Coal is a demon disguised as wealth: it kills the poor at the will of the rich and should not continue to be let lose on the world when there are alternatives that will serve as as a better interim solution until truly clean energy can be developed. Natural Gas is correct interim fossil fuel to use until that time, not coal of any form or nature.
Posted by: Lad | 14 May 2011 at 08:39 PM
All the words in the world will not get rid of even one of the hundreds of coal fired power plants in the U.S. so make them IGCC. Gasify the coal and get the bad stuff out, make the syngas into methane, run gas turbines and then steam turbines. Since you have syngas, make fuels. If you feel like it, sequester some of the CO2 for later use.
Posted by: SJC | 14 May 2011 at 09:13 PM
On the idea that this bill will create more American jobs: Have you ever noticed that year after year the oil-to-gas companies rake in greater and greater profits but employ fewer and fewer people? And all the while they are getting subsidies from the Republicans on the pretence that they'll create more jobs.
What do you want to bet we'll see the same from the coal-to-gas companies in due course?
Posted by: ai_vin | 15 May 2011 at 01:47 AM
I don't think tax hikes are the answer --- we have de-incentivized success and achievement enough in recent years with Obamanomics.
http://voices.washingtonpost.com/ezra-klein/2010/09/why_elections_matter_in_one_gr.html
http://www.slate.com/id/2199810/
http://www.washingtonmonthly.com/archives/individual/2005_05/006282.php
http://www.csmonitor.com/Commentary/Opinion/2008/1021/p09s01-coop.html
Posted by: ai_vin | 15 May 2011 at 02:02 AM
The founder of JET BLUE had a very good program for making jet fuel out of coal. If crude oil cost more than $35 then it is profitable to use coal. Perhaps his analysis can be found again somewhere.

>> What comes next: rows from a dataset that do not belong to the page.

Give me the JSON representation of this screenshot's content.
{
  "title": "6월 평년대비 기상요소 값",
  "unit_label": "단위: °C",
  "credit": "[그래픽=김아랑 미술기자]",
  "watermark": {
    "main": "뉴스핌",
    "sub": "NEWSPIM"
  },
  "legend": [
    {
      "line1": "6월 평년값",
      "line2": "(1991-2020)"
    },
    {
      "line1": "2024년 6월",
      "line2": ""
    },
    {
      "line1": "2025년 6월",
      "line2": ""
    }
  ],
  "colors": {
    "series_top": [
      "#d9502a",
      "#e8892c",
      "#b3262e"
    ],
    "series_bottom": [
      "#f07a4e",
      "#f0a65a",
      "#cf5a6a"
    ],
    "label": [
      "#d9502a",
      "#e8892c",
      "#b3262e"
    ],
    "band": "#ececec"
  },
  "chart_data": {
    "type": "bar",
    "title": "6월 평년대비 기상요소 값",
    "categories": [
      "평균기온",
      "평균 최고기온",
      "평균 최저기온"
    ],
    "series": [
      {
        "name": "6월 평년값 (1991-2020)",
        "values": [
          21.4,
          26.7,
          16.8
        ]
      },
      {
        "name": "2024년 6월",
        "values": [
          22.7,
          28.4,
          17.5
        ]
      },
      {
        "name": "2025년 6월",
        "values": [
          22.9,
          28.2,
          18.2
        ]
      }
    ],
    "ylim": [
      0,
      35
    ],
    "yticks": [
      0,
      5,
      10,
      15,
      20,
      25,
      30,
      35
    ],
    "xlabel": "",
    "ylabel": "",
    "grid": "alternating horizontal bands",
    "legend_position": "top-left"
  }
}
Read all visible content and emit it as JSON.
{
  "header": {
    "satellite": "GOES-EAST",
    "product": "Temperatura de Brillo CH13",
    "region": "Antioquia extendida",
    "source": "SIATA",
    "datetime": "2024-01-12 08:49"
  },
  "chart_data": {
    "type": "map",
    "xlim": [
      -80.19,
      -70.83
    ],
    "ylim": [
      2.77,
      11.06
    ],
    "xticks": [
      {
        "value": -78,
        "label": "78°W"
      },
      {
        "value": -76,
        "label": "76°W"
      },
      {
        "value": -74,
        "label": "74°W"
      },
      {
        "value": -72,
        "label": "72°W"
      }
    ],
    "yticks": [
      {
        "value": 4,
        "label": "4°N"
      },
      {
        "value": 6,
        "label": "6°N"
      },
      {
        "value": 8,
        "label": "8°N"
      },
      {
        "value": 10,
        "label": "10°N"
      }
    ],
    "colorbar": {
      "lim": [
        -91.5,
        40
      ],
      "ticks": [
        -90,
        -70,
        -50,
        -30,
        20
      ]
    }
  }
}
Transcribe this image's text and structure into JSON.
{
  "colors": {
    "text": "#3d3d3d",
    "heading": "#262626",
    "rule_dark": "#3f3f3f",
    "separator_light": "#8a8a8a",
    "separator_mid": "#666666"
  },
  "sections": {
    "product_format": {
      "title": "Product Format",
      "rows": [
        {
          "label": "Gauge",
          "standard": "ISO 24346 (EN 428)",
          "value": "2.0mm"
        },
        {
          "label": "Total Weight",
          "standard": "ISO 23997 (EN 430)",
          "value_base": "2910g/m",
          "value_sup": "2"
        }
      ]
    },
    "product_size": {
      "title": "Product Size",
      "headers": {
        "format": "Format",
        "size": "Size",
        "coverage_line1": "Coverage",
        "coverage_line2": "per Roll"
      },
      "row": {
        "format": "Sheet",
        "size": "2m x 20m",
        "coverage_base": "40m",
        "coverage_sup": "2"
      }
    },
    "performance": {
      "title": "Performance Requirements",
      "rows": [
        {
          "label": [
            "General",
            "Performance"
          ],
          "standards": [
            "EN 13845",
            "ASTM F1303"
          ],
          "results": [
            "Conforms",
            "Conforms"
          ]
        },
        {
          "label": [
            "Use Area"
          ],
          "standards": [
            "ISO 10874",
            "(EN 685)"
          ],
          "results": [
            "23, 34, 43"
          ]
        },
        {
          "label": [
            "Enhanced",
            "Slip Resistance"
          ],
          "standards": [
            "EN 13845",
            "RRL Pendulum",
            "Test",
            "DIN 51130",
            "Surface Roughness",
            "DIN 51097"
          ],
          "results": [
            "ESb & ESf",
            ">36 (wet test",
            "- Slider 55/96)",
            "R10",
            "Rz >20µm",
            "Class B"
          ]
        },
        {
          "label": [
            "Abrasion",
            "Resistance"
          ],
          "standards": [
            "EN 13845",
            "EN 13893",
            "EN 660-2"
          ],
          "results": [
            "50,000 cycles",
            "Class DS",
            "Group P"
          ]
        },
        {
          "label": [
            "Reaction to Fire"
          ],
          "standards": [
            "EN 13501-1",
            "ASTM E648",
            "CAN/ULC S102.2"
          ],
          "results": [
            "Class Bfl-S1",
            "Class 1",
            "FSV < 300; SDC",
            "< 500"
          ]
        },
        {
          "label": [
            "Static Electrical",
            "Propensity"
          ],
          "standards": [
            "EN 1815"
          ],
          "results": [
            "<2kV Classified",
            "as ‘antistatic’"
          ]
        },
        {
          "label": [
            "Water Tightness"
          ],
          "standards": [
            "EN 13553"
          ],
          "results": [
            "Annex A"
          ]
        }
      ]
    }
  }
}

If very high temperature steam is available from nuclear power plants then the cost of making fuel from coal is even cheaper. ..HG..
Posted by: Henry Gibson | 15 May 2011 at 02:38 AM
ejj.... there is a real long term problem with the increased transfer of wealth to 5% (or less) of the population. With all that wealth ($92+T and going to $220+T by 2020) it will be very easy to bribe politicians at all levels, avoid paying taxes, get more subsidies and get wealthier faster. Eventually, if nothing is done to spread the wealth around, it will be very much like a monopoly game, one will take it all and the other 99+% will go deeper and deeper in debt and have a much harder time to survive. We will be back to the middle ages with a few lords and kings (now M & B) and many very poor people. Every thing that Americans have stood for may be destroyed.
Warren Buffet may be an exception. Instead of giving B. Gates foundation $25B he could have started a national movement to use about 17% of his accumulated wealth (with all other M & B) to pay off the national debt and force the Congress to pass an anti-debt law and respect it.